There are ways to do it, without unfairly charging clients or taking away work that should legitimately be done by lower-cost vendors. Here are seven simple ways to build practical training into associate development programs:

1.Homework. Assign all associates a question that has a “best answer” that isn’t in the books, such as, “Opposing counsel has clearly withheld documents from production that they should have produced. What do you do?” Then see if any answers start with, “Pick up the phone.”

2.The buddy system. Take an associate to his/her first deposition, court appearance, mediation, or client meeting, with the sole assignment being, “Take notes,” though there can be private discussions. How can you both bill for this? If the client doesn’t authorize it, you can’t. I suggest that you trade off, with the associate billing for one event and you billing for the next one. It’s expensive, but builds trust and relationships.

3.Co-authorship. Include an associate as co-author of a short article or blog post, or as a joint presenter in a public forum.

4.Assign the associate to attend a day of trial or a morning of appellate oral arguments, and to report back about what worked well and what didn’t.

5.Assign a presentation on a narrow legal topic that is of importance to one of the office’s practice areas at an office-wide attorney meeting—just 10 minutes. Ask the associate not to advocate a position, but to give a fair summary of the topic, including at least two key legal authorities, a source or two from scholarly works or public media sources, and a common sense conclusion about how the firm should approach the topic. Listen to a rehearsal of the topic long enough in advance for changes to be made.

6.Review some documents together.

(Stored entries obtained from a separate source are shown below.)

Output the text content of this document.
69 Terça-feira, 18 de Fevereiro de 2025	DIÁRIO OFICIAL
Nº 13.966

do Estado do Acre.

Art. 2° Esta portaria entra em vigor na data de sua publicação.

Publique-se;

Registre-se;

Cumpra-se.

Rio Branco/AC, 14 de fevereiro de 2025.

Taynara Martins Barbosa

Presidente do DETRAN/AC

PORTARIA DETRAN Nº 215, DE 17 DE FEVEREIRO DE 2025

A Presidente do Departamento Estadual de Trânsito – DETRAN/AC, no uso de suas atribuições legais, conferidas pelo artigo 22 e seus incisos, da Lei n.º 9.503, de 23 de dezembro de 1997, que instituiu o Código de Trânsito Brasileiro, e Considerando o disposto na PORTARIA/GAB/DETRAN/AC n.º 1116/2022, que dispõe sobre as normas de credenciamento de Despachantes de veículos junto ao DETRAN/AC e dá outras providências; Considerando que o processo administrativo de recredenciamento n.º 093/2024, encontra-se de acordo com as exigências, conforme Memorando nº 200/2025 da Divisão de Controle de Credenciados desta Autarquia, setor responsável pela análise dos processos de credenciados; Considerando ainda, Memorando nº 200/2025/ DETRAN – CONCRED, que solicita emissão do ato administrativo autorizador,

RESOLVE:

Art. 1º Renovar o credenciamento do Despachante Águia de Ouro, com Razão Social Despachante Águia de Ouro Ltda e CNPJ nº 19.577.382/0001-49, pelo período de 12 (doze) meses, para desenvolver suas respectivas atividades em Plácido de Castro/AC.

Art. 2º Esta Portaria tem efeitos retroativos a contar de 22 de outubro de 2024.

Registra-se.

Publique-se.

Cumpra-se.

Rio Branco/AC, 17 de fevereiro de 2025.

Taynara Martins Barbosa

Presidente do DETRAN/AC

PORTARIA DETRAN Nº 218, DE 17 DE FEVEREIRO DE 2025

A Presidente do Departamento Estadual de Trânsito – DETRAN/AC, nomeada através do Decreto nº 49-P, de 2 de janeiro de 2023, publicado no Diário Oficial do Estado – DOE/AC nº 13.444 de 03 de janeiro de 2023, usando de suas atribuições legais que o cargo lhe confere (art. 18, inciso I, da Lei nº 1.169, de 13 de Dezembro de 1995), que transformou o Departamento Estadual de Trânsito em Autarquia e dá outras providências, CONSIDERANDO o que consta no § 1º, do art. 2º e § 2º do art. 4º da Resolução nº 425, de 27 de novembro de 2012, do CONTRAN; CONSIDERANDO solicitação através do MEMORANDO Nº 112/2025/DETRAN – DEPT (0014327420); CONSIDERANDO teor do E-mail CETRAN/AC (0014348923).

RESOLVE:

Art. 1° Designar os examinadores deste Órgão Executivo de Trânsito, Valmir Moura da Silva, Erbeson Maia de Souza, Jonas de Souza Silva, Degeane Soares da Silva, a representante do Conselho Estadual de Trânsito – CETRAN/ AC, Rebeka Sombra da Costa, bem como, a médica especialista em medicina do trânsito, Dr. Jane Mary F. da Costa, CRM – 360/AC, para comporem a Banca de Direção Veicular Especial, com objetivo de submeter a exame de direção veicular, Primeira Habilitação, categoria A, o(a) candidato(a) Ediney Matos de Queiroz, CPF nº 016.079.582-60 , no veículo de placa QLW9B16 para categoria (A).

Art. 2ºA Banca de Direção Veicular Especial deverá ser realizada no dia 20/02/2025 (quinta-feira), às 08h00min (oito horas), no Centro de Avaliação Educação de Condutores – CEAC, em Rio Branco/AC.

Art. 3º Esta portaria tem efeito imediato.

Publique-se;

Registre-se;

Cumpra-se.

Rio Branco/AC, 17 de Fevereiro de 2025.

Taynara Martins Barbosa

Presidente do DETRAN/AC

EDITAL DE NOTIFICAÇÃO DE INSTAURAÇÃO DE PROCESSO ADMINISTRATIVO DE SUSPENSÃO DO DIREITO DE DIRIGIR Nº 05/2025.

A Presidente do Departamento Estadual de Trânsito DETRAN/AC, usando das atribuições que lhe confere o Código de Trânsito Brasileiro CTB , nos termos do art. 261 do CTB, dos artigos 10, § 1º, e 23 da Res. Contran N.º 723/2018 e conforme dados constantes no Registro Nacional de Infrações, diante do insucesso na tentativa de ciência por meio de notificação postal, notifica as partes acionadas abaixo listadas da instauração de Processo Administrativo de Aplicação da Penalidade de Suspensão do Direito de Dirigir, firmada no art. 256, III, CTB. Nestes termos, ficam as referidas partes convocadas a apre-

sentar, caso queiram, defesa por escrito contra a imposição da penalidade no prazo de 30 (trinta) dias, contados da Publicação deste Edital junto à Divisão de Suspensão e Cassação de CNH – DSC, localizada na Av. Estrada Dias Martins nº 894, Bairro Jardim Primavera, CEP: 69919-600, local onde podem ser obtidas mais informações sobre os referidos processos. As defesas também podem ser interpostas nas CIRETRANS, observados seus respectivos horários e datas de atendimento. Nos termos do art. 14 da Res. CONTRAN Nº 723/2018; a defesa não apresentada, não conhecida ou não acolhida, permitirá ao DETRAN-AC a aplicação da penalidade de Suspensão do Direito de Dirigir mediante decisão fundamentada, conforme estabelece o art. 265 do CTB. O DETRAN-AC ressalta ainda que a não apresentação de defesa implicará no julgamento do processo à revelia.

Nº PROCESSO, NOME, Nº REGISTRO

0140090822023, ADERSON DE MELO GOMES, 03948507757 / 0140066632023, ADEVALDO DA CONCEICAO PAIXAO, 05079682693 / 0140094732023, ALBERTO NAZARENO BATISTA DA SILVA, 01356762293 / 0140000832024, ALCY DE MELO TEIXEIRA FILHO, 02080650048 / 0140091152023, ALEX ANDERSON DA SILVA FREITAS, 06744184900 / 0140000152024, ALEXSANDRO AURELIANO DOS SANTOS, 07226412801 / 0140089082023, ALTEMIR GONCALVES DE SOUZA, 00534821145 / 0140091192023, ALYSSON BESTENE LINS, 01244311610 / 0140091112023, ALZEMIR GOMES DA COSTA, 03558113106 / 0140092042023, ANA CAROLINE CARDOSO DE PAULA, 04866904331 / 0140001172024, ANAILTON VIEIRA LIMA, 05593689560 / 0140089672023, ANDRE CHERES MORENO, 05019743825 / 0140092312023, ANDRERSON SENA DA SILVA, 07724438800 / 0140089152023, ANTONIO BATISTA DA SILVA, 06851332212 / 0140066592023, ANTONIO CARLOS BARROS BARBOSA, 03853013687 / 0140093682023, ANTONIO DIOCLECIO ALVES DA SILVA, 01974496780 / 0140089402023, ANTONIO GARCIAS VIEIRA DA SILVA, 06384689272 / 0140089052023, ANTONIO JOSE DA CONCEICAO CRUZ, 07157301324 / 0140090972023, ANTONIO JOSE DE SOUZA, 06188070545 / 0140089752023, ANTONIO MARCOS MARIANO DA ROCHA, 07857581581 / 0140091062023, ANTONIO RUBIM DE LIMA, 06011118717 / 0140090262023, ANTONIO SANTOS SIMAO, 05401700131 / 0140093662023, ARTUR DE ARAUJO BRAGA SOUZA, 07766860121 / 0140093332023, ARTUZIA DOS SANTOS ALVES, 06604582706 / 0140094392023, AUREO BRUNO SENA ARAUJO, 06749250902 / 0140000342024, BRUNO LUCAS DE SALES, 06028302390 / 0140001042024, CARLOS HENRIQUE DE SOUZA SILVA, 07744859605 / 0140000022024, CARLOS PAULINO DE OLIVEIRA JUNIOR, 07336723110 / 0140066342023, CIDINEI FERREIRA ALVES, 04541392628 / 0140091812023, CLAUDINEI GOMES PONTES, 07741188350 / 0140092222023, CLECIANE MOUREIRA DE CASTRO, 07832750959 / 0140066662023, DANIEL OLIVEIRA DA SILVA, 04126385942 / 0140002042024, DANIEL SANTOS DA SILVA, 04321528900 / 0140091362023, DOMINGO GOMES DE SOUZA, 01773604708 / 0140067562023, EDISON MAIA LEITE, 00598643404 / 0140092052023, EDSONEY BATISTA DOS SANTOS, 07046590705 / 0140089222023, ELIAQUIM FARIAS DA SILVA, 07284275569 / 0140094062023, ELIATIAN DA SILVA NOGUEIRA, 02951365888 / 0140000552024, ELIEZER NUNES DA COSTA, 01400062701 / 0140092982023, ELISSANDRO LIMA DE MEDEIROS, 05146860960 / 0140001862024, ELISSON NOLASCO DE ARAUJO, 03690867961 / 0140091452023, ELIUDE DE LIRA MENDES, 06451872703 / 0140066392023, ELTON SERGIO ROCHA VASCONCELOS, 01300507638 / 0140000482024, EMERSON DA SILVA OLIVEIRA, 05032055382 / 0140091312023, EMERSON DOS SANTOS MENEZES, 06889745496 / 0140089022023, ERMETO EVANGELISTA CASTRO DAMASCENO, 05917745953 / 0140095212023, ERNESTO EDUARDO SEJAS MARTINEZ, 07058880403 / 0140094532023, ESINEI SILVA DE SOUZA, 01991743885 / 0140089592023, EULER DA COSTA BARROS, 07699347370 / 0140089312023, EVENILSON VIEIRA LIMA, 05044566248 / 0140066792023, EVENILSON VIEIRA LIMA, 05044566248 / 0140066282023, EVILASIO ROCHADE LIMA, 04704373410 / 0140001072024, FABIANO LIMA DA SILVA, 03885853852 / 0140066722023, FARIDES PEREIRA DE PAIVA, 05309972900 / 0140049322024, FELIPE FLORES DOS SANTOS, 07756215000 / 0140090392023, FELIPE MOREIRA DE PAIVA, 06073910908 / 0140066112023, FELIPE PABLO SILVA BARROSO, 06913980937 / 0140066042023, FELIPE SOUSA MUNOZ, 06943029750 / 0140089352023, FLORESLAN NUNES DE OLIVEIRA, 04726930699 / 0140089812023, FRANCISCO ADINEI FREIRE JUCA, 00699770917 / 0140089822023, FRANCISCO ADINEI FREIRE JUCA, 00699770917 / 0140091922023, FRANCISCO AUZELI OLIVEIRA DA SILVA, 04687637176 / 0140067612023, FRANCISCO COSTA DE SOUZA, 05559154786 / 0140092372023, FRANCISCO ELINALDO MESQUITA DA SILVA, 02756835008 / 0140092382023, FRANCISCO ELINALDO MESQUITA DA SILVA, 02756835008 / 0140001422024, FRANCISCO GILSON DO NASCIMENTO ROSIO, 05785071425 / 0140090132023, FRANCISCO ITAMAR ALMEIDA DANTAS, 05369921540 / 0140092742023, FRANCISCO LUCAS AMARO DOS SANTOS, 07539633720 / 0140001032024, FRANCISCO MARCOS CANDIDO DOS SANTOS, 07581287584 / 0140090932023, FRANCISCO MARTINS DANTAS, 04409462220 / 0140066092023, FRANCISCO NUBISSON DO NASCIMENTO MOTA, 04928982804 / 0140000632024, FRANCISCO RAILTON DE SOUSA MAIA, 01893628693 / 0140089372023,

It’s sometimes amazing how people who have spent the last three years intently reading case opinions don’t know how to read ordinary documents. Sit down together with a set of documents, say 50 or so pages that have been produced in a case you have together. Read them one by one and ask, “How does this letter/email/etc. affect the issues in our case? Other than the author, who do we want to ask questions about this document at deposition, and why? How might those questions be phrased to get the answers we want?”

Ask that the associate prepare the written work product that memorializes the key points of the review. If we read for the sake of reading, without creating a record, how is the client helped when we go on vacation and someone else has to recreate the work?

7.Have the associate prepare a Powerpoint or Keynote presentation on a non-law topic and give it at an office meeting. Presentations are vitally important in trials, arbitrations, educational events, and client meetings. By and large, law schools don’t teach presentation skills.

Ask the associate to select a topic that is personally important to them (“growing up in Alabama,” or “What I learned from watching Star Trek,” or “cooking Italian food,” for example). Have the associate read any of the free online resources about effective presentations, then write an outline for your review. Next step: a rough draft of the slide deck, also for your review. Then finally a dry run, with just the two of you present. Give fair, honest criticism, and if a lot of work is needed offer another dry run before the actual event. The goal is to coach, not to terrify.

8.Review a case you’ve worked on together. If the associate agrees to do so, each of you think about a case and separately list the three best things you did on the case, and the three things you’d do differently. Then you compare the lists and discuss, with only the plural pronouns: what “we” did, not “I” or “you.” (After all, that’s how the client sees it, the team’s effort.) This is just for training—no blame or credit, and nothing goes in the HR file.

Can law firms still teach practical legal skills? You bet we can, if we care enough to invest in our future talent.